Walk into abcV, the new restaurant from many-Michelin-starred chef Jean-Georges Vongerichten, at nine on a weekday morning and you’ll be greeted by a scene straight out of a Sex and the City episode, modernized with smartphones. An expensively blonded woman sitting at the bar is taking a flash selfie while pretending to drink from an empty coffee mug. The tables farther back are almost all full, mostly of groups of slim and chicly dressed women. Light floods in through the huge windows and renders the spare, white space almost blindingly bright.
The menu is full of healthful fresh-squeezed juices, photogenic and trendy breakfast bowls, and energy shakes. The pancakes are made either with einkorn (an ancient wheat; we’d never heard of it either) or gluten-free almond flour. You can get your avocado via the pervasive toast or in a dosa with unsweetened yogurt and sprouts. Health-food buzzwords like chia and bee pollen dot the menu; there’s no meat to be found, not even bacon. It’s a great place to fuel up for the day on healthful, nutritious foods. Unlike nearly all restaurant openings in NYC, abcV was open for breakfast and lunch weeks before you could get dinner there; the restaurant’s team apparently knows how much better the spot is for a morning meal. Even the few menu items that cross over into the dinner menu (like the avocado dosa) are somehow better suited to breakfast.

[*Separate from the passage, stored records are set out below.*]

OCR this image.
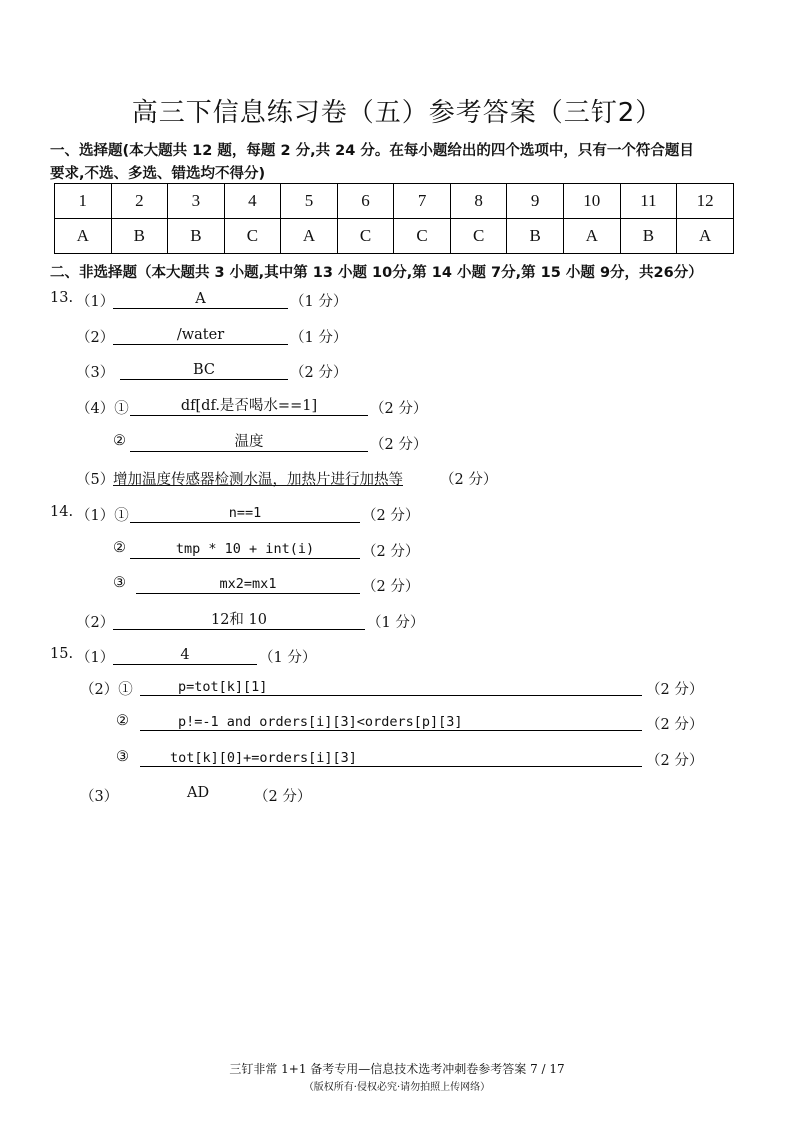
高三下信息练习卷（五）参考答案（三钉2）
一、选择题(本大题共 12 题，每题 2 分,共 24 分。在每小题给出的四个选项中，只有一个符合题目
要求,不选、多选、错选均不得分)
1	2	3	4	5	6	7	8	9	10	11	12
A	B	B	C	A	C	C	C	B	A	B	A
二、非选择题（本大题共 3 小题,其中第 13 小题 10分,第 14 小题 7分,第 15 小题 9分，共26分）
13. （1）	A	（1 分）
（2）	/water	（1 分）
（3）	BC	（2 分）
（4）①	df[df.是否喝水==1]	（2 分）
②	温度	（2 分）
（5）
增加温度传感器检测水温，加热片进行加热等	（2 分）
14. （1）①	n==1	（2 分）
②	tmp * 10 + int(i)	（2 分）
③	mx2=mx1	（2 分）
（2）	12和 10	（1 分）
15. （1）	4	（1 分）
（2）①	p=tot[k][1]	（2 分）
②	p!=-1 and orders[i][3]<orders[p][3]	（2 分）
③	tot[k][0]+=orders[i][3]	（2 分）
（3）	AD	（2 分）
三钉非常 1+1 备考专用—信息技术选考冲刺卷参考答案 7 / 17
（版权所有·侵权必究·请勿拍照上传网络）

Likewise, and much as its big sister restaurant Cosme is better for brunch than for dinner, newly opened Atla, the latest restaurant from chef Enrique Olvera, is a better breakfast destination than it is for the evening meal. Rather than waiting for a table, you’ve got a good chance of scoring one in the morning—and even near the window, where you can be drenched in sunlight and gazing out at the street-fashion scene immediately outside. Some of the restaurant’s best dishes—the split-pea tlacoyos and the chilaquiles, in particular—are available during breakfast only (which is, in fact, served until 4 p.m.).
The restaurant’s very best dish, a colorful tomato-topped variation on the ubiquitous avocado toast, is available all day but, let’s be honest, it’s really a breakfast food. Atla also takes the breakfast-as-real-meal notion a step further, bringing the small-plates-for-sharing concept, now common during dinner, into the morning meal; a two-top might order four or five items to share. At Atla, breakfast becomes more of an event than it’s been elsewhere in the city, a meal that might easily stretch to an hour and a half or more in length. It’s an innovative approach, an indicator that the restaurant takes breakfast more seriously than others do.
The most in-demand items at Daily Provisions, the latest offering from legendary restaurateur Danny Meyer, are the crullers—eggy, churro-like donuts available in a trio of flavors—which often sell out by 10 a.m. These donuts are what the cafe is best known for; they’re as responsible for Daily Provisions’ popularity as the cronut is for Dominique Ansel’s. Since the crullers are only available early on in the day, Daily Provisions has become a de facto breakfast spot.
With these new restaurants, breakfast is finally coming into its own as a meal worth going out for and splurging on. Will the ladies-who-lunch scene of yore turn into babes-who-breakfast? With meals like this, that day might definitely be on its way.